Analysis of the polyfunctionality of T cells cultured with medium derived from control siRNA-treated DPP4+ hASCs and DPP4 siRNA-treated DPP4+ hASCs revealed that the numbers of inflammatory, chemoattractive, stimulatory, and effector CD8+ T cells were decreased (Fig. 8E, 8F). Compared with those of cells cultured with supernatants derived from control siRNA-treated hASCs, the percentages of CD4+ T cells that secreted cytokines such as GM-CSF, Granzyme B, IL-8, MIP-1a, MIP-1b and TNF-α or IL-6, IL-8, MIP-1a, MIP-1b, and TNF-α were lower, whereas the percentages of cells that secreted factors such as IL-6, IL-8, IP-10, MIP-1a, MIP-1b, TNF-α, and TNF-β were greater among cells treated with supernatants derived from DPP4 siRNA-treated hASCs (Fig. 8G). The percentages of CD8+ T cells that secreted polyfunctional factors, such as IL-6, MIP-1a, MIP-1b, and TNF-α, IL-8, perforin, and TNF-α, decreased upon treatment with supernatants derived from DPP4 siRNA-treated hASCs (Fig. 8H).

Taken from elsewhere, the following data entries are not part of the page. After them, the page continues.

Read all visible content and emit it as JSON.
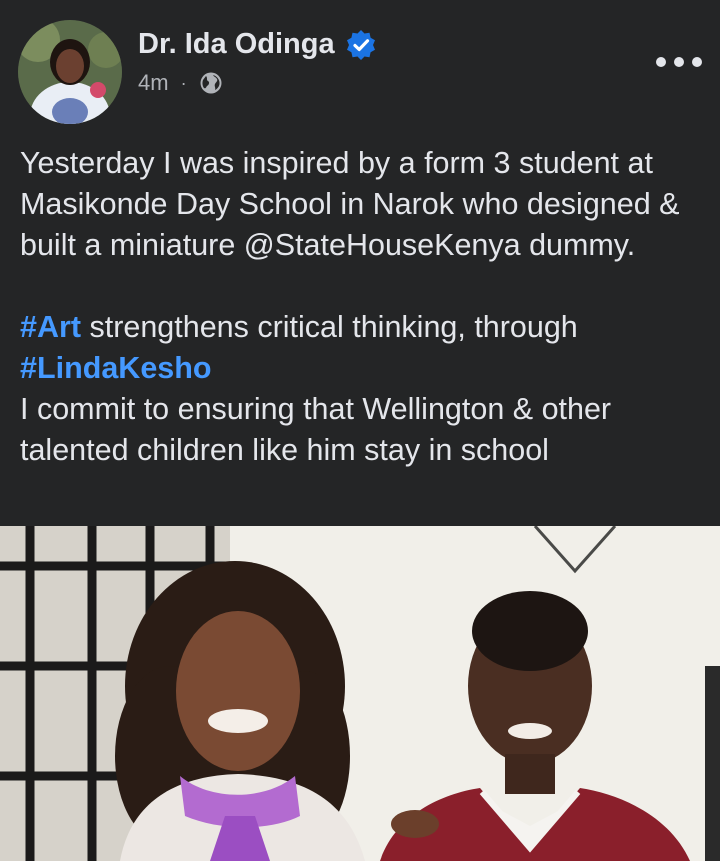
{
  "post": {
    "author": "Dr. Ida Odinga",
    "time": "4m",
    "separator": "·",
    "audience_icon": "globe-icon",
    "verified_icon": "verified-badge-icon",
    "more_icon": "more-options-icon",
    "paragraph1": "Yesterday I was inspired by a form 3 student at Masikonde Day School in Narok who designed & built a miniature @StateHouseKenya dummy.",
    "paragraph2_hashtag1": "#Art",
    "paragraph2_text": " strengthens critical thinking, through",
    "paragraph2_hashtag2": "#LindaKesho",
    "paragraph3": "I commit to ensuring that Wellington & other talented children like him stay in school"
  },
  "colors": {
    "background": "#242526",
    "text": "#e4e6eb",
    "secondary_text": "#b0b3b8",
    "hashtag": "#4599ff",
    "verified": "#1b74e4"
  }
}
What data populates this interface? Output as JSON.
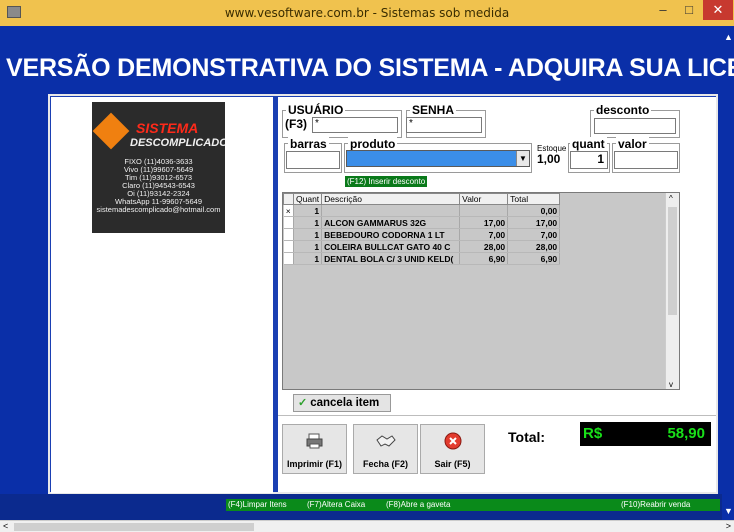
{
  "window": {
    "title": "www.vesoftware.com.br  -  Sistemas sob medida",
    "minimize": "–",
    "maximize": "□",
    "close": "✕"
  },
  "banner": "VERSÃO DEMONSTRATIVA DO SISTEMA - ADQUIRA SUA LICE",
  "logo": {
    "line1": "SISTEMA",
    "line2": "DESCOMPLICADO",
    "contacts": [
      "FIXO (11)4036-3633",
      "Vivo (11)99607-5649",
      "Tim (11)93012-6573",
      "Claro (11)94543-6543",
      "Oi (11)93142-2324",
      "WhatsApp 11-99607-5649",
      "sistemadescomplicado@hotmail.com"
    ]
  },
  "form": {
    "usuario_label": "USUÁRIO",
    "usuario_prefix": "(F3)",
    "usuario_value": "*",
    "senha_label": "SENHA",
    "senha_value": "*",
    "desconto_label": "desconto",
    "desconto_value": "",
    "barras_label": "barras",
    "barras_value": "",
    "produto_label": "produto",
    "produto_value": "",
    "estoque_label": "Estoque",
    "estoque_value": "1,00",
    "quant_label": "quant",
    "quant_value": "1",
    "valor_label": "valor",
    "valor_value": "",
    "f12_hint": "(F12) Inserir desconto"
  },
  "grid": {
    "columns": [
      "Quant",
      "Descrição",
      "Valor",
      "Total"
    ],
    "rows": [
      {
        "indicator": "×",
        "quant": "1",
        "descricao": "",
        "valor": "",
        "total": "0,00"
      },
      {
        "indicator": "",
        "quant": "1",
        "descricao": "ALCON GAMMARUS 32G",
        "valor": "17,00",
        "total": "17,00"
      },
      {
        "indicator": "",
        "quant": "1",
        "descricao": "BEBEDOURO CODORNA 1 LT",
        "valor": "7,00",
        "total": "7,00"
      },
      {
        "indicator": "",
        "quant": "1",
        "descricao": "COLEIRA  BULLCAT GATO 40 C",
        "valor": "28,00",
        "total": "28,00"
      },
      {
        "indicator": "",
        "quant": "1",
        "descricao": "DENTAL BOLA C/ 3 UNID KELD(",
        "valor": "6,90",
        "total": "6,90"
      }
    ]
  },
  "actions": {
    "cancela": "cancela item",
    "imprimir": "Imprimir (F1)",
    "fecha": "Fecha (F2)",
    "sair": "Sair (F5)"
  },
  "total": {
    "label": "Total:",
    "currency": "R$",
    "amount": "58,90"
  },
  "status": {
    "limpar": "(F4)Limpar Itens",
    "altera": "(F7)Altera Caixa",
    "gaveta": "(F8)Abre a gaveta",
    "reabrir": "(F10)Reabrir venda"
  }
}
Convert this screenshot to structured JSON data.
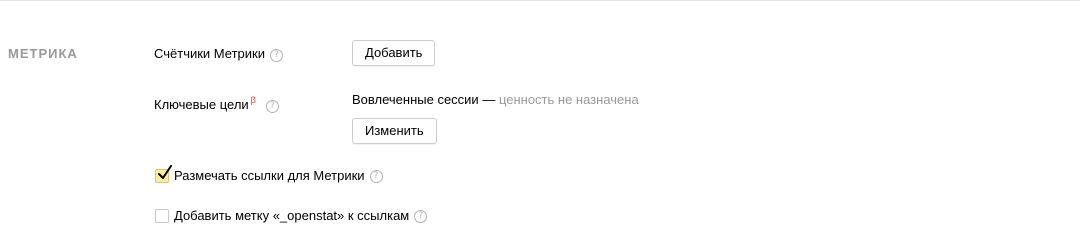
{
  "section": {
    "title": "Метрика"
  },
  "counters": {
    "label": "Счётчики Метрики",
    "add_button": "Добавить"
  },
  "key_goals": {
    "label": "Ключевые цели",
    "beta": "β",
    "goal_name": "Вовлеченные сессии",
    "dash": " — ",
    "goal_status": "ценность не назначена",
    "change_button": "Изменить"
  },
  "checkboxes": [
    {
      "label": "Размечать ссылки для Метрики",
      "checked": true
    },
    {
      "label": "Добавить метку «_openstat» к ссылкам",
      "checked": false
    }
  ],
  "help_glyph": "?",
  "colors": {
    "section_title": "#999999",
    "beta": "#ff3333",
    "muted_text": "#999999",
    "checkbox_checked_bg": "#ffeba0"
  }
}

These data confirmed that hASCs have stronger immunomodulatory effects on T-cell polyfunctionality than do their secreted factors. DPP4 expression in hASCs is involved in the regulation of CD4+ T-cell and CD8+ T-cell polyfunctionality. CD8+ T cells are more sensitive to the cellular regulation of hASCs, especially the expression of DPP4 in hASCs.